Interuniversity Institute of Bioinformatics in Brussels, ULB-VUB, La Plaine Campus, Triomflaan.
Structural Biology Brussels, Vrije Universiteit Brussel, Pleinlaan 2.
Bioinformatics. 2017 Dec 15;33(24):3902-3908. doi: 10.1093/bioinformatics/btx391.
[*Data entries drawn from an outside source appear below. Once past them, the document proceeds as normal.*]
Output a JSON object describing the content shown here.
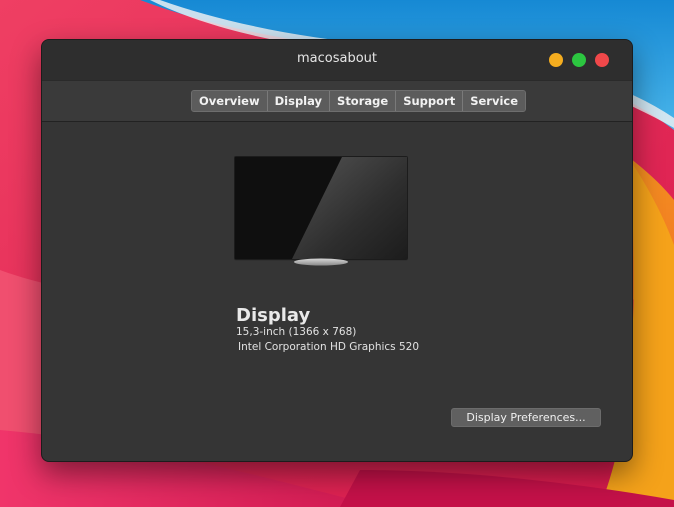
{
  "window": {
    "title": "macosabout"
  },
  "tabs": [
    {
      "label": "Overview"
    },
    {
      "label": "Display"
    },
    {
      "label": "Storage"
    },
    {
      "label": "Support"
    },
    {
      "label": "Service"
    }
  ],
  "display": {
    "heading": "Display",
    "size": "15,3-inch (1366 x 768)",
    "graphics": "Intel Corporation HD Graphics 520",
    "preferences_button": "Display Preferences..."
  },
  "colors": {
    "minimize": "#f5ad1f",
    "maximize": "#2cc640",
    "close": "#f0484a",
    "window_bg": "#353535"
  }
}
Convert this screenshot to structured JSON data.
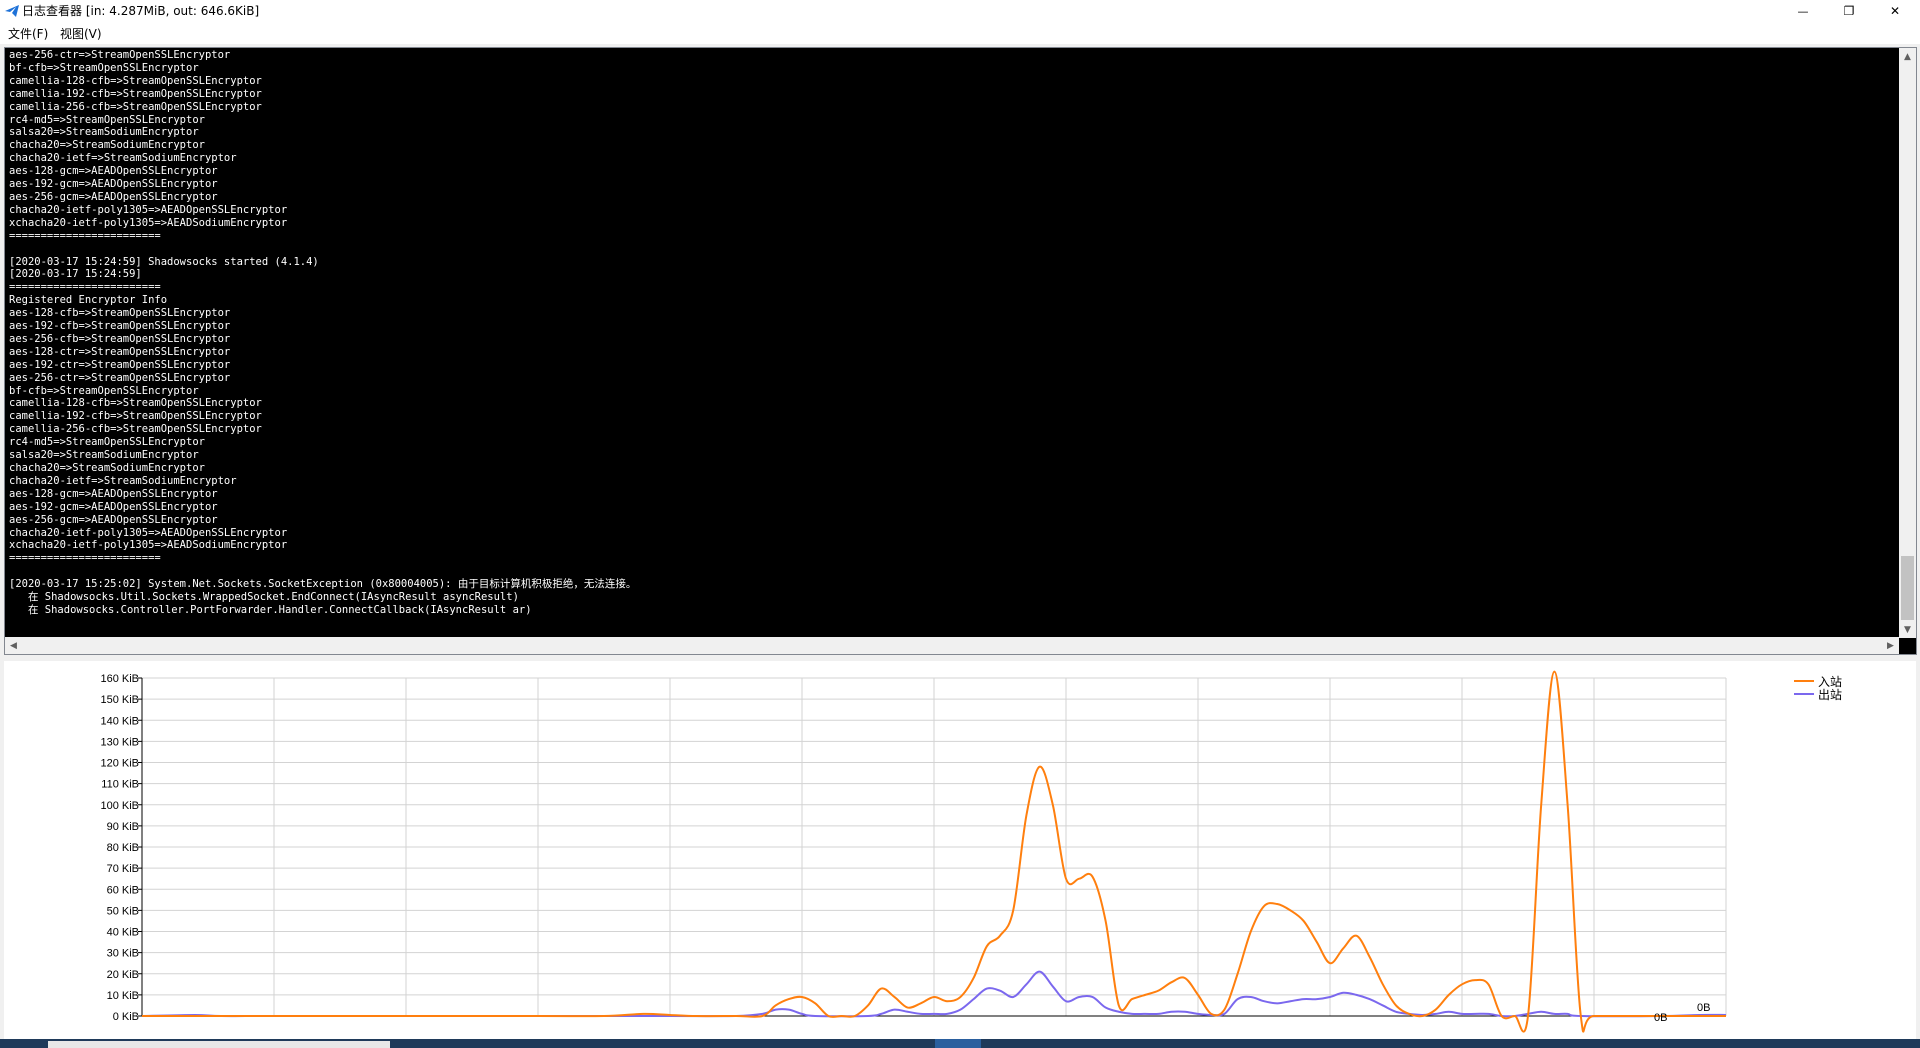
{
  "window": {
    "title": "日志查看器 [in: 4.287MiB, out: 646.6KiB]",
    "minimize_glyph": "—",
    "maximize_glyph": "❐",
    "close_glyph": "✕"
  },
  "menu": {
    "file": "文件(F)",
    "view": "视图(V)"
  },
  "log": {
    "lines": [
      "aes-256-ctr=>StreamOpenSSLEncryptor",
      "bf-cfb=>StreamOpenSSLEncryptor",
      "camellia-128-cfb=>StreamOpenSSLEncryptor",
      "camellia-192-cfb=>StreamOpenSSLEncryptor",
      "camellia-256-cfb=>StreamOpenSSLEncryptor",
      "rc4-md5=>StreamOpenSSLEncryptor",
      "salsa20=>StreamSodiumEncryptor",
      "chacha20=>StreamSodiumEncryptor",
      "chacha20-ietf=>StreamSodiumEncryptor",
      "aes-128-gcm=>AEADOpenSSLEncryptor",
      "aes-192-gcm=>AEADOpenSSLEncryptor",
      "aes-256-gcm=>AEADOpenSSLEncryptor",
      "chacha20-ietf-poly1305=>AEADOpenSSLEncryptor",
      "xchacha20-ietf-poly1305=>AEADSodiumEncryptor",
      "========================",
      "",
      "[2020-03-17 15:24:59] Shadowsocks started (4.1.4)",
      "[2020-03-17 15:24:59]",
      "========================",
      "Registered Encryptor Info",
      "aes-128-cfb=>StreamOpenSSLEncryptor",
      "aes-192-cfb=>StreamOpenSSLEncryptor",
      "aes-256-cfb=>StreamOpenSSLEncryptor",
      "aes-128-ctr=>StreamOpenSSLEncryptor",
      "aes-192-ctr=>StreamOpenSSLEncryptor",
      "aes-256-ctr=>StreamOpenSSLEncryptor",
      "bf-cfb=>StreamOpenSSLEncryptor",
      "camellia-128-cfb=>StreamOpenSSLEncryptor",
      "camellia-192-cfb=>StreamOpenSSLEncryptor",
      "camellia-256-cfb=>StreamOpenSSLEncryptor",
      "rc4-md5=>StreamOpenSSLEncryptor",
      "salsa20=>StreamSodiumEncryptor",
      "chacha20=>StreamSodiumEncryptor",
      "chacha20-ietf=>StreamSodiumEncryptor",
      "aes-128-gcm=>AEADOpenSSLEncryptor",
      "aes-192-gcm=>AEADOpenSSLEncryptor",
      "aes-256-gcm=>AEADOpenSSLEncryptor",
      "chacha20-ietf-poly1305=>AEADOpenSSLEncryptor",
      "xchacha20-ietf-poly1305=>AEADSodiumEncryptor",
      "========================",
      "",
      "[2020-03-17 15:25:02] System.Net.Sockets.SocketException (0x80004005): 由于目标计算机积极拒绝，无法连接。",
      "   在 Shadowsocks.Util.Sockets.WrappedSocket.EndConnect(IAsyncResult asyncResult)",
      "   在 Shadowsocks.Controller.PortForwarder.Handler.ConnectCallback(IAsyncResult ar)"
    ]
  },
  "chart_data": {
    "type": "line",
    "title": "",
    "xlabel": "",
    "ylabel": "",
    "ylim": [
      0,
      160
    ],
    "yticks": [
      "0 KiB",
      "10 KiB",
      "20 KiB",
      "30 KiB",
      "40 KiB",
      "50 KiB",
      "60 KiB",
      "70 KiB",
      "80 KiB",
      "90 KiB",
      "100 KiB",
      "110 KiB",
      "120 KiB",
      "130 KiB",
      "140 KiB",
      "150 KiB",
      "160 KiB"
    ],
    "xlim": [
      0,
      120
    ],
    "grid": true,
    "legend_position": "top-right",
    "series": [
      {
        "name": "入站",
        "color": "#ff7f0e",
        "points": [
          [
            0,
            0
          ],
          [
            5,
            0
          ],
          [
            10,
            0
          ],
          [
            20,
            0
          ],
          [
            30,
            0
          ],
          [
            35,
            0
          ],
          [
            38,
            1
          ],
          [
            40,
            0.5
          ],
          [
            42,
            0
          ],
          [
            45,
            0
          ],
          [
            47,
            0
          ],
          [
            48,
            5
          ],
          [
            49,
            8
          ],
          [
            50,
            9
          ],
          [
            51,
            6
          ],
          [
            52,
            0
          ],
          [
            53,
            0
          ],
          [
            54,
            0
          ],
          [
            55,
            5
          ],
          [
            56,
            13
          ],
          [
            57,
            9
          ],
          [
            58,
            4
          ],
          [
            59,
            6
          ],
          [
            60,
            9
          ],
          [
            61,
            7
          ],
          [
            62,
            9
          ],
          [
            63,
            18
          ],
          [
            64,
            33
          ],
          [
            65,
            38
          ],
          [
            66,
            50
          ],
          [
            67,
            95
          ],
          [
            68,
            118
          ],
          [
            69,
            100
          ],
          [
            70,
            65
          ],
          [
            71,
            65
          ],
          [
            72,
            66
          ],
          [
            73,
            45
          ],
          [
            74,
            5
          ],
          [
            75,
            8
          ],
          [
            76,
            10
          ],
          [
            77,
            12
          ],
          [
            78,
            16
          ],
          [
            79,
            18
          ],
          [
            80,
            10
          ],
          [
            81,
            1
          ],
          [
            82,
            3
          ],
          [
            83,
            20
          ],
          [
            84,
            40
          ],
          [
            85,
            52
          ],
          [
            86,
            53
          ],
          [
            87,
            50
          ],
          [
            88,
            45
          ],
          [
            89,
            35
          ],
          [
            90,
            25
          ],
          [
            91,
            32
          ],
          [
            92,
            38
          ],
          [
            93,
            28
          ],
          [
            94,
            15
          ],
          [
            95,
            5
          ],
          [
            96,
            1
          ],
          [
            97,
            0
          ],
          [
            98,
            3
          ],
          [
            99,
            10
          ],
          [
            100,
            15
          ],
          [
            101,
            17
          ],
          [
            102,
            15
          ],
          [
            103,
            0
          ],
          [
            104,
            0
          ],
          [
            105,
            0
          ],
          [
            106,
            100
          ],
          [
            107,
            163
          ],
          [
            108,
            100
          ],
          [
            109,
            0
          ],
          [
            110,
            0
          ],
          [
            115,
            0
          ],
          [
            120,
            0
          ]
        ]
      },
      {
        "name": "出站",
        "color": "#7b68ee",
        "points": [
          [
            0,
            0
          ],
          [
            4,
            0.5
          ],
          [
            6,
            0
          ],
          [
            10,
            0
          ],
          [
            20,
            0
          ],
          [
            30,
            0
          ],
          [
            40,
            0
          ],
          [
            45,
            0
          ],
          [
            47,
            1
          ],
          [
            48,
            3
          ],
          [
            49,
            3
          ],
          [
            50,
            1
          ],
          [
            51,
            0
          ],
          [
            55,
            0
          ],
          [
            56,
            1
          ],
          [
            57,
            3
          ],
          [
            58,
            2
          ],
          [
            59,
            1
          ],
          [
            60,
            1
          ],
          [
            61,
            1
          ],
          [
            62,
            3
          ],
          [
            63,
            8
          ],
          [
            64,
            13
          ],
          [
            65,
            12
          ],
          [
            66,
            9
          ],
          [
            67,
            15
          ],
          [
            68,
            21
          ],
          [
            69,
            14
          ],
          [
            70,
            7
          ],
          [
            71,
            9
          ],
          [
            72,
            9
          ],
          [
            73,
            4
          ],
          [
            74,
            2
          ],
          [
            75,
            1
          ],
          [
            76,
            1
          ],
          [
            77,
            1
          ],
          [
            78,
            2
          ],
          [
            79,
            2
          ],
          [
            80,
            1
          ],
          [
            81,
            0.5
          ],
          [
            82,
            1
          ],
          [
            83,
            8
          ],
          [
            84,
            9
          ],
          [
            85,
            7
          ],
          [
            86,
            6
          ],
          [
            87,
            7
          ],
          [
            88,
            8
          ],
          [
            89,
            8
          ],
          [
            90,
            9
          ],
          [
            91,
            11
          ],
          [
            92,
            10
          ],
          [
            93,
            8
          ],
          [
            94,
            5
          ],
          [
            95,
            2
          ],
          [
            96,
            1
          ],
          [
            97,
            0.5
          ],
          [
            98,
            1
          ],
          [
            99,
            2
          ],
          [
            100,
            1
          ],
          [
            101,
            1
          ],
          [
            102,
            1
          ],
          [
            103,
            0
          ],
          [
            104,
            0
          ],
          [
            105,
            1
          ],
          [
            106,
            2
          ],
          [
            107,
            1
          ],
          [
            108,
            1
          ],
          [
            109,
            0
          ],
          [
            115,
            0
          ],
          [
            118,
            0.5
          ],
          [
            120,
            0.5
          ]
        ]
      }
    ],
    "annotations": [
      "0B",
      "0B"
    ]
  }
}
Methods able to provide reliable protein alignments are crucial for many bioinformatics applications. In the last years many different algorithms have been developed and various kinds of information, from sequence conservation to secondary structure, have been used to improve the alignment performances. This is especially relevant for proteins with highly divergent sequences. However, recent works suggest that different features may have different importance in diverse protein classes and it would be an advantage to have more customizable approaches, capable to deal with different alignment definitions.
Here we present Rigapollo, a highly flexible pairwise alignment method based on a pairwise HMM-SVM that can use any type of information to build alignments. Rigapollo lets the user decide the optimal features to align their protein class of interest. It outperforms current state of the art methods on two well-known benchmark datasets when aligning highly divergent sequences.
A Python implementation of the algorithm is available at http://ibsquare.be/rigapollo.
Supplementary data are available at Bioinformatics online.
能够提供可靠蛋白质比对的方法对于许多生物信息学应用至关重要。在过去的几年中,已经开发出了许多不同的算法,并利用了从序列保守性到二级结构等各种信息来提高比对性能。对于具有高度差异序列的蛋白质,这一点尤为重要。然而,最近的研究表明,不同的特征在不同的蛋白质类别中可能具有不同的重要性,因此拥有更具可定制性的方法,能够处理不同的比对定义,将是一个优势。
我们在这里提出了 Rigapollo,一种基于成对 HMM-SVM 的高度灵活的成对比对方法,它可以使用任何类型的信息来构建比对。Rigapollo 允许用户决定最优的特征来比对他们感兴趣的蛋白质类别。在对齐高度差异序列时,它在两个著名的基准数据集上优于当前最先进的方法。
该算法的 Python 实现可在 http://ibsquare.be/rigapollo 获得。
补充数据可在 Bioinformatics 在线获得。